The undersigned registrant hereby undertakes:

(a) (1) To file, during any period in which offers or sales are being made, a post-effective amendment to this registration statement to include any material information with respect to the plan of distribution not previously disclosed in this registration statement or any material change to such information in this registration statement.

 

 

 

 

 

 

 



 

 

(2) That, for the purpose of determining any liability under the Securities Act of 1933, each such post-effective amendment shall be deemed to be a new registration statement relating to the securities offered therein, and the offering of such securities at that time shall be deemed to be the initial bona fide offering thereof.

(3) To remove from registration by means of a post-effective amendment any of the securities being registered which remain unsold at the termination of the offering.

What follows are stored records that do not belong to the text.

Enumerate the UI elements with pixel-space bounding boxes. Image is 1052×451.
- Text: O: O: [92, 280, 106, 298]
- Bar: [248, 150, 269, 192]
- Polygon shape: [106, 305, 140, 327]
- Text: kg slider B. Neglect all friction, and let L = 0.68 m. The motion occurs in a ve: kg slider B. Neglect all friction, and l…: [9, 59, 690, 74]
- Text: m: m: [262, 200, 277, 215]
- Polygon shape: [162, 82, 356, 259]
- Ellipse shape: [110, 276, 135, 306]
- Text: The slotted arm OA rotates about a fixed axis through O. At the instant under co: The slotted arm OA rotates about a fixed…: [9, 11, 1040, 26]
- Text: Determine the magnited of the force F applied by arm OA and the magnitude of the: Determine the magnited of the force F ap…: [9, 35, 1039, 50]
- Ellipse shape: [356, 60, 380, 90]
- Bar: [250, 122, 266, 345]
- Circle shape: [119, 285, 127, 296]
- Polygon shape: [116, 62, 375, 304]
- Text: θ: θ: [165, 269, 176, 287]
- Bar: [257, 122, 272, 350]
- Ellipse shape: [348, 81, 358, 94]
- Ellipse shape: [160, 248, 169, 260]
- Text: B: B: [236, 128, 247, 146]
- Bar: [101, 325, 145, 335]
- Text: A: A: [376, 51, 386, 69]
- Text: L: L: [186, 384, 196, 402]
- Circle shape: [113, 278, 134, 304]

(b) That, for purposes of determining any liability under the Securities Act of 1933, each filing of the registrant’s annual report pursuant to Section 13(a) or 15(d) of the Securities Exchange Act of 1934 that is incorporated by reference in the registration statement shall be deemed to be a new registration statement relating to the securities offered therein, and the offering of such securities at that time shall be deemed to be the initial bona fide offering thereof.

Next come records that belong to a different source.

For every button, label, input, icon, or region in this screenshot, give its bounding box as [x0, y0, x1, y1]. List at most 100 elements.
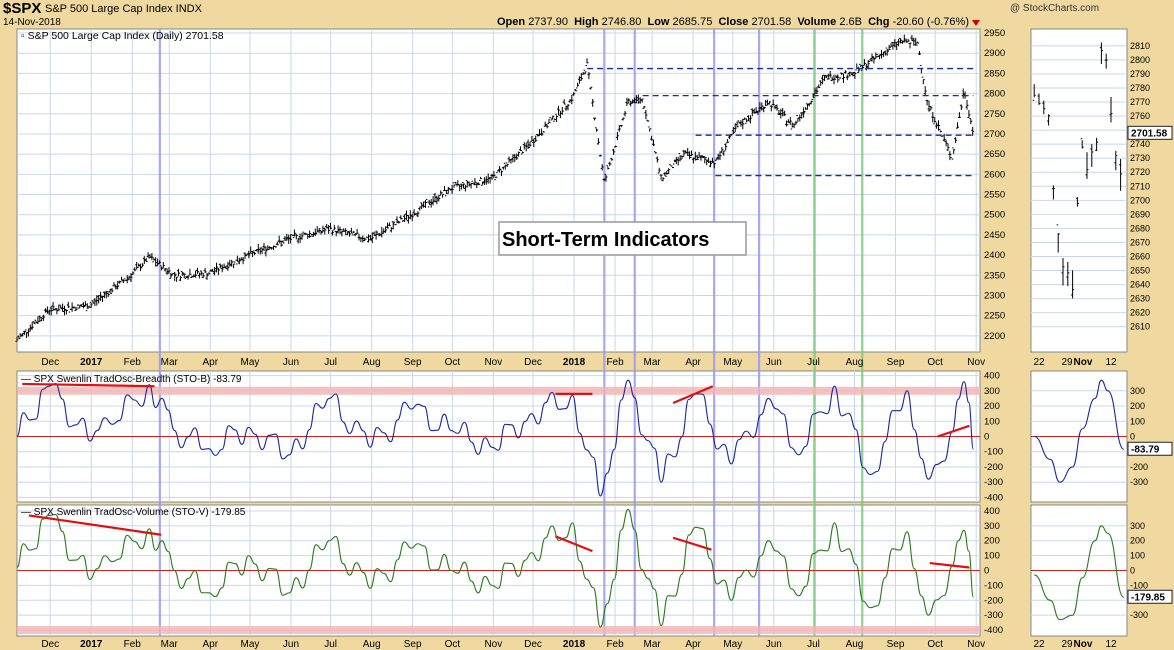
- y-tick-2-7: 300: [984, 521, 1000, 532]
- x-label-0-18: Jun: [766, 357, 782, 368]
- x-label-1-13: 2018: [563, 639, 586, 650]
- index-name: S&P 500 Large Cap Index INDX: [45, 3, 202, 15]
- breadth-divergence-line-2: [672, 385, 714, 405]
- last-value-label-1: -83.79: [1131, 444, 1160, 455]
- volume-panel-title: — SPX Swenlin TradOsc-Volume (STO-V) -17…: [21, 507, 246, 518]
- x-label-0-21: Sep: [887, 357, 905, 368]
- zoom-x-label-1-0: 22: [1033, 639, 1045, 650]
- x-label-1-11: Nov: [484, 639, 502, 650]
- main-panel-0: [16, 28, 981, 353]
- y-tick-1-3: -100: [984, 447, 1003, 458]
- x-label-0-16: Apr: [685, 357, 701, 368]
- zoom-y-tick-0-6: 2670: [1130, 237, 1150, 247]
- x-label-0-13: 2018: [563, 357, 586, 368]
- x-label-0-15: Mar: [643, 357, 661, 368]
- close-label: Close: [718, 16, 749, 28]
- x-label-0-10: Oct: [445, 357, 461, 368]
- zoom-y-tick-2-2: -100: [1130, 580, 1148, 590]
- y-tick-0-8: 2600: [984, 169, 1005, 180]
- zoom-volume-line: [1034, 525, 1125, 621]
- y-tick-2-4: 0: [984, 566, 989, 577]
- zoom-y-tick-0-4: 2650: [1130, 266, 1150, 276]
- high-value: 2746.80: [601, 16, 642, 28]
- x-label-0-20: Aug: [846, 357, 864, 368]
- breadth-line: [16, 379, 974, 497]
- x-label-1-3: Mar: [161, 639, 179, 650]
- x-label-1-9: Sep: [404, 639, 422, 650]
- zoom-y-tick-0-1: 2620: [1130, 308, 1150, 318]
- zoom-x-label-1-1: 29: [1061, 639, 1073, 650]
- x-label-0-2: Feb: [124, 357, 142, 368]
- zoom-y-tick-0-15: 2760: [1130, 111, 1150, 121]
- last-value-label-2: -179.85: [1131, 592, 1165, 603]
- y-tick-2-0: -400: [984, 625, 1003, 636]
- x-label-0-8: Aug: [363, 357, 381, 368]
- y-tick-0-12: 2800: [984, 89, 1005, 100]
- x-label-0-17: May: [723, 357, 742, 368]
- y-tick-0-15: 2950: [984, 28, 1005, 39]
- y-tick-2-8: 400: [984, 506, 1000, 517]
- symbol: $SPX: [3, 0, 42, 17]
- last-value-label-0: 2701.58: [1131, 128, 1168, 139]
- zoom-y-tick-0-19: 2800: [1130, 55, 1150, 65]
- zoom-x-label-1-2: Nov: [1074, 639, 1093, 650]
- y-tick-0-11: 2750: [984, 109, 1005, 120]
- zoom-panel-0: [1030, 28, 1128, 353]
- y-tick-1-2: -200: [984, 462, 1003, 473]
- price-panel-title: ▫ S&P 500 Large Cap Index (Daily) 2701.5…: [21, 30, 224, 42]
- x-label-1-16: Apr: [685, 639, 701, 650]
- x-label-1-10: Oct: [445, 639, 461, 650]
- y-tick-2-2: -200: [984, 595, 1003, 606]
- annotation-text: Short-Term Indicators: [502, 229, 709, 251]
- y-tick-0-6: 2500: [984, 210, 1005, 221]
- zoom-x-label-1-3: 12: [1105, 639, 1117, 650]
- x-label-1-12: Dec: [524, 639, 542, 650]
- last-value-box-1: [1127, 441, 1173, 456]
- x-label-1-7: Jul: [324, 639, 337, 650]
- quote-bar: Open 2737.90 High 2746.80 Low 2685.75 Cl…: [497, 16, 969, 28]
- last-value-box-0: [1127, 125, 1173, 140]
- zoom-x-label-0-3: 12: [1105, 357, 1117, 368]
- zoom-y-tick-0-5: 2660: [1130, 252, 1150, 262]
- y-tick-0-1: 2250: [984, 311, 1005, 322]
- x-label-1-19: Jul: [807, 639, 820, 650]
- x-label-1-6: Jun: [283, 639, 299, 650]
- y-tick-0-2: 2300: [984, 290, 1005, 301]
- x-label-0-6: Jun: [283, 357, 299, 368]
- zoom-y-tick-0-0: 2610: [1130, 322, 1150, 332]
- low-label: Low: [647, 16, 670, 28]
- open-value: 2737.90: [528, 16, 568, 28]
- y-tick-1-6: 200: [984, 401, 1000, 412]
- y-tick-0-9: 2650: [984, 149, 1005, 160]
- x-label-1-8: Aug: [363, 639, 381, 650]
- close-value: 2701.58: [751, 16, 792, 28]
- x-label-1-23: Nov: [967, 639, 985, 650]
- zoom-y-tick-0-12: 2730: [1130, 153, 1150, 163]
- zoom-x-label-0-2: Nov: [1074, 357, 1093, 368]
- x-label-1-15: Mar: [643, 639, 661, 650]
- x-label-0-7: Jul: [324, 357, 337, 368]
- volume-divergence-line-3: [929, 561, 970, 569]
- y-tick-2-1: -300: [984, 610, 1003, 621]
- zoom-y-tick-1-6: 300: [1130, 386, 1145, 396]
- y-tick-1-7: 300: [984, 386, 1000, 397]
- volume-band-0: [17, 626, 980, 635]
- volume-divergence-line-0: [28, 514, 162, 536]
- chg-value: -20.60 (-0.76%): [892, 16, 969, 28]
- zoom-y-tick-2-5: 200: [1130, 536, 1145, 546]
- y-tick-0-7: 2550: [984, 190, 1005, 201]
- brand: @ StockCharts.com: [1010, 3, 1100, 14]
- open-label: Open: [497, 16, 526, 28]
- volume-value: 2.6B: [839, 16, 862, 28]
- zoom-y-tick-1-3: 0: [1130, 432, 1135, 442]
- volume-line: [16, 508, 974, 628]
- x-label-1-22: Oct: [927, 639, 943, 650]
- y-tick-0-3: 2350: [984, 270, 1005, 281]
- zoom-y-tick-1-5: 200: [1130, 401, 1145, 411]
- y-tick-1-0: -400: [984, 492, 1003, 503]
- x-label-1-5: May: [241, 639, 260, 650]
- zoom-x-label-0-0: 22: [1033, 357, 1045, 368]
- zoom-y-tick-0-3: 2640: [1130, 280, 1150, 290]
- y-tick-2-5: 100: [984, 551, 1000, 562]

B. Undertaking in Respect of Indemnification.

Insofar as indemnification for liabilities arising under the Securities Act of 1933 may be permitted to directors, officers and controlling persons of the registrant pursuant to the foregoing provisions, or otherwise, the registrant has been advised that in the opinion of the Securities and Exchange Commission such indemnification is against public policy as expressed in the Act and is, therefore, unenforceable. In the event that a claim for indemnification against such liabilities (other than the payment by the registrant of expenses incurred or paid by a director, officer or controlling person of the registrant in the successful defense of any action, suit or proceeding) is asserted by such director, officer or controlling person in connection with the securities being registered, the registrant will, unless in the opinion of its counsel the matter has been settled by controlling precedent, submit to a court of appropriate jurisdiction the question whether such indemnification by it is against public policy as expressed in the Act and will be governed by the final adjudication of such issue.

 

 

 

 

 

 



 

 

SIGNATURES

Pursuant to the requirements of the Securities Act of 1933, as amended, the Registrant certifies that it has reasonable grounds to believe that it meets all of the requirements for filing on Form S-3, reasonably believes that the security rating requirement contained in Transaction Requirement B.5. of Form S-3 will be met by the time of the sale of the securities registered hereunder and has duly caused this Post-Effective Amendment No. 1 to the Registration Statement to be signed on its behalf by the undersigned, thereunto duly authorized, in New York, New York on the 4th day of October, 2005.

MS STRUCTURED ASSET CORP.

By:

 /s/ Matthew J. Zola    

Name:

Matthew J. Zola

Title:

Director

 

 

Signature

Title

Date

 

 

 

 

 

/s/ Matthew J. Zola
Matthew J. Zola

Director, President and Chief Executive Officer
(Principal Executive Officer)

 October 4, 2005

 

 

 

*

 

October 4, 2005

 

                                   
Michael B. Pohly

Director, Treasurer, Vice President and Chief Financial Officer
(Principal Financial Officer and Principal Accounting Officer)

 

 

*

 

 

 

October 4, 2005

 

                                   
Donald J. Puglisi

 

 

Director

 

 

 

 

 

 

 

 

 

 

 

 

 

 

 

 

 

*

Matthew J. Zola, by signing his name hereto, does sign this document on behalf of each of the persons identified above for whom he is attorney-in-fact pursuant to a power of attorney duly executed by such person and previously filed with the Securities and Exchange Commission.